Other key recommendations:
- Closely follow data collection practices of institutions and businesses
- Require self-identification of AI systems in human-machine interactions
- Support challenges to address climate change and hold an annual “AI for good” challenge
- Include workers whose jobs are impacted by AI in the AI design process
- Map skills shortages to identify AI opportunities
- Support the development of AI testing systems that let civil society organizations conduct independent quality verification
- Support elementary AI education courses for all EU citizens
- Fund government employee AI training and assess potential privacy and personal data risks of AI systems before government agencies procure them
- Create monitoring mechanisms to track the impact of AI on European members states and across the EU
- Fund additional research into the impact of AI on individuals and society, including on the rule of law, democracy, jobs, and social systems and structures
AI Now Institute cofounder Meredith Whittaker stressed the need to study the impact of AI in areas like criminal justice, hiring, and education in a U.S. Congress hearing today about the ethical implications of AI in the United States.

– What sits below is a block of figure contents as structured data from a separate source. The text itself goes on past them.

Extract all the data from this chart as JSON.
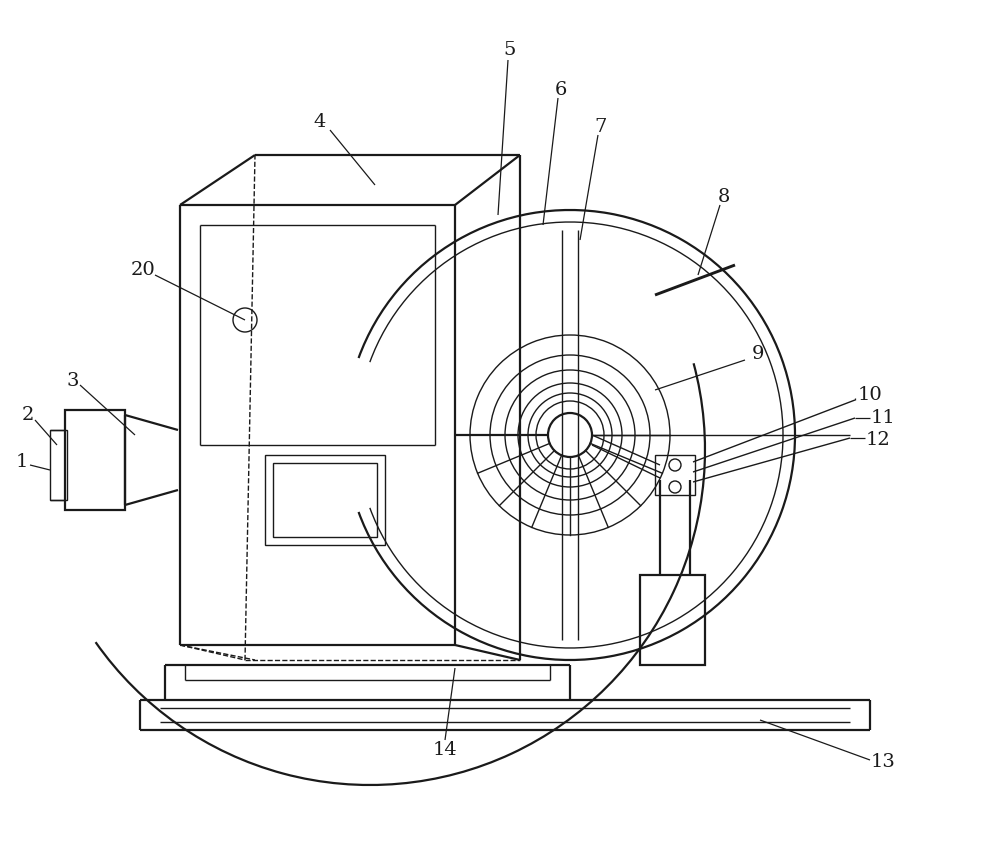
{
  "bg_color": "#ffffff",
  "line_color": "#1a1a1a",
  "lw_main": 1.6,
  "lw_thin": 1.0,
  "lw_ann": 0.9,
  "fig_width": 10.0,
  "fig_height": 8.55
}
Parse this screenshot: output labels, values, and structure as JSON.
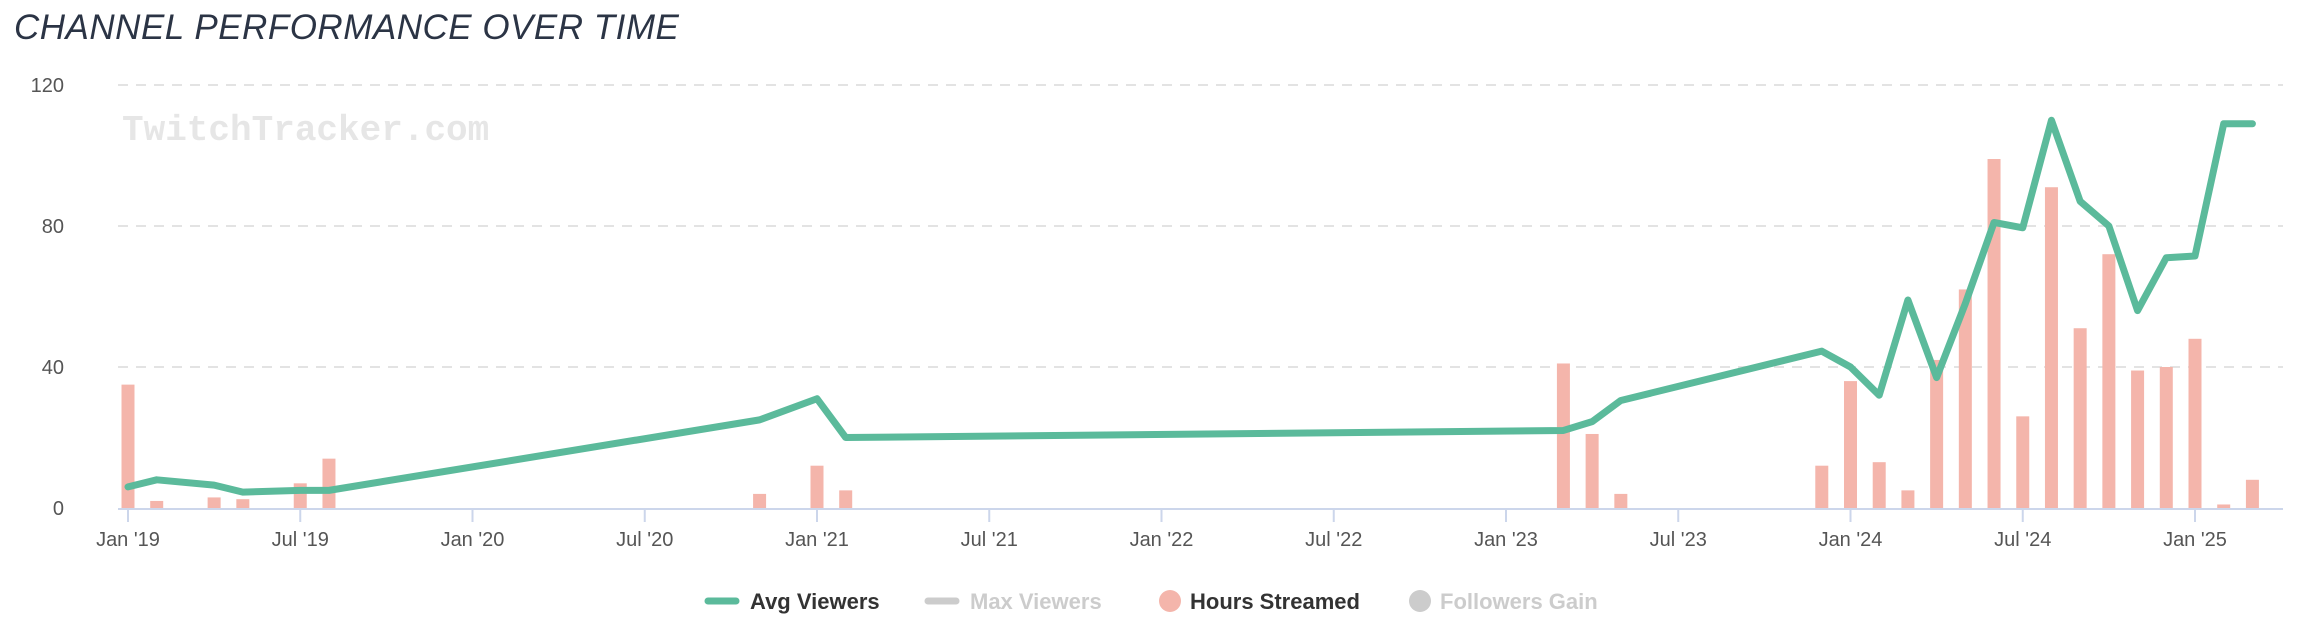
{
  "title": "CHANNEL PERFORMANCE OVER TIME",
  "watermark": "TwitchTracker.com",
  "chart_data": {
    "type": "bar+line",
    "title": "CHANNEL PERFORMANCE OVER TIME",
    "x_unit": "months since Jan 2019",
    "x_ticks": [
      {
        "m": 0,
        "label": "Jan '19"
      },
      {
        "m": 6,
        "label": "Jul '19"
      },
      {
        "m": 12,
        "label": "Jan '20"
      },
      {
        "m": 18,
        "label": "Jul '20"
      },
      {
        "m": 24,
        "label": "Jan '21"
      },
      {
        "m": 30,
        "label": "Jul '21"
      },
      {
        "m": 36,
        "label": "Jan '22"
      },
      {
        "m": 42,
        "label": "Jul '22"
      },
      {
        "m": 48,
        "label": "Jan '23"
      },
      {
        "m": 54,
        "label": "Jul '23"
      },
      {
        "m": 60,
        "label": "Jan '24"
      },
      {
        "m": 66,
        "label": "Jul '24"
      },
      {
        "m": 72,
        "label": "Jan '25"
      }
    ],
    "y_ticks": [
      0,
      40,
      80,
      120
    ],
    "ylim": [
      0,
      120
    ],
    "grid": true,
    "legend_position": "bottom-center",
    "legend": [
      {
        "name": "Avg Viewers",
        "color": "#5bba9b",
        "active": true,
        "shape": "line"
      },
      {
        "name": "Max Viewers",
        "color": "#cccccc",
        "active": false,
        "shape": "line"
      },
      {
        "name": "Hours Streamed",
        "color": "#f4b5ab",
        "active": true,
        "shape": "circle"
      },
      {
        "name": "Followers Gain",
        "color": "#cccccc",
        "active": false,
        "shape": "circle"
      }
    ],
    "series": [
      {
        "name": "Hours Streamed",
        "type": "bar",
        "color": "#f4b5ab",
        "points": [
          [
            0,
            35
          ],
          [
            1,
            2
          ],
          [
            3,
            3
          ],
          [
            4,
            2.5
          ],
          [
            6,
            7
          ],
          [
            7,
            14
          ],
          [
            22,
            4
          ],
          [
            24,
            12
          ],
          [
            25,
            5
          ],
          [
            50,
            41
          ],
          [
            51,
            21
          ],
          [
            52,
            4
          ],
          [
            59,
            12
          ],
          [
            60,
            36
          ],
          [
            61,
            13
          ],
          [
            62,
            5
          ],
          [
            63,
            42
          ],
          [
            64,
            62
          ],
          [
            65,
            99
          ],
          [
            66,
            26
          ],
          [
            67,
            91
          ],
          [
            68,
            51
          ],
          [
            69,
            72
          ],
          [
            70,
            39
          ],
          [
            71,
            40
          ],
          [
            72,
            48
          ],
          [
            73,
            1
          ],
          [
            74,
            8
          ]
        ]
      },
      {
        "name": "Avg Viewers",
        "type": "line",
        "color": "#5bba9b",
        "points": [
          [
            0,
            6
          ],
          [
            1,
            8
          ],
          [
            3,
            6.5
          ],
          [
            4,
            4.5
          ],
          [
            6,
            5
          ],
          [
            7,
            5
          ],
          [
            22,
            25
          ],
          [
            24,
            31
          ],
          [
            25,
            20
          ],
          [
            50,
            22
          ],
          [
            51,
            24.5
          ],
          [
            52,
            30.5
          ],
          [
            59,
            44.5
          ],
          [
            60,
            40
          ],
          [
            61,
            32
          ],
          [
            62,
            59
          ],
          [
            63,
            37
          ],
          [
            64,
            58
          ],
          [
            65,
            81
          ],
          [
            66,
            79.5
          ],
          [
            67,
            110
          ],
          [
            68,
            87
          ],
          [
            69,
            80
          ],
          [
            70,
            56
          ],
          [
            71,
            71
          ],
          [
            72,
            71.5
          ],
          [
            73,
            109
          ],
          [
            74,
            109
          ]
        ]
      }
    ]
  }
}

In the business sector, the EU AI expert report calls for companies to form partnerships with training programs to teach employees how to work with AI systems and says governments should create incentives for companies to provide skills training and skills updates for their workforce. The report also encourages funding and training support for startups and small businesses and additional InvestEU funding to support the growth of more AI companies in Europe.
Beyond B2B and B2C, the report acknowledges a third sector, P2C, or public-to-citizens services — establishing a category for AI systems used by governments.
“The P2C context, or Digital Government, is emerging very rapidly, leading to a potential revolution in the role and structure of government and its relationship with individuals and businesses,” the report reads.
The investment and policy document is the second and final piece expected from the group and was introduced as part of a European AI Alliance Assembly that took place today in Brussels.
In a gathering held in Helsinki last month, EU member nation foreign ministers agreed to advance towards the creation of a legal framework for AI system design based on the Council of Europe’s standards for rule of law. The Council of Europe introduced ethical standards for the use of AI in criminal justice in December 2018.
Beyond reports commissioned by the European Commission, a number of European nations signed the OECD’s AI principles in France, together with the United States, Australia, Japan, and dozens of other countries.
The European continent continues to boast the largest number of AI researchers in the world. But if growth rates persist, China will surpass Europe in the years ahead, according to a December 2018 analysis by Dutch business analytics company Elsevier.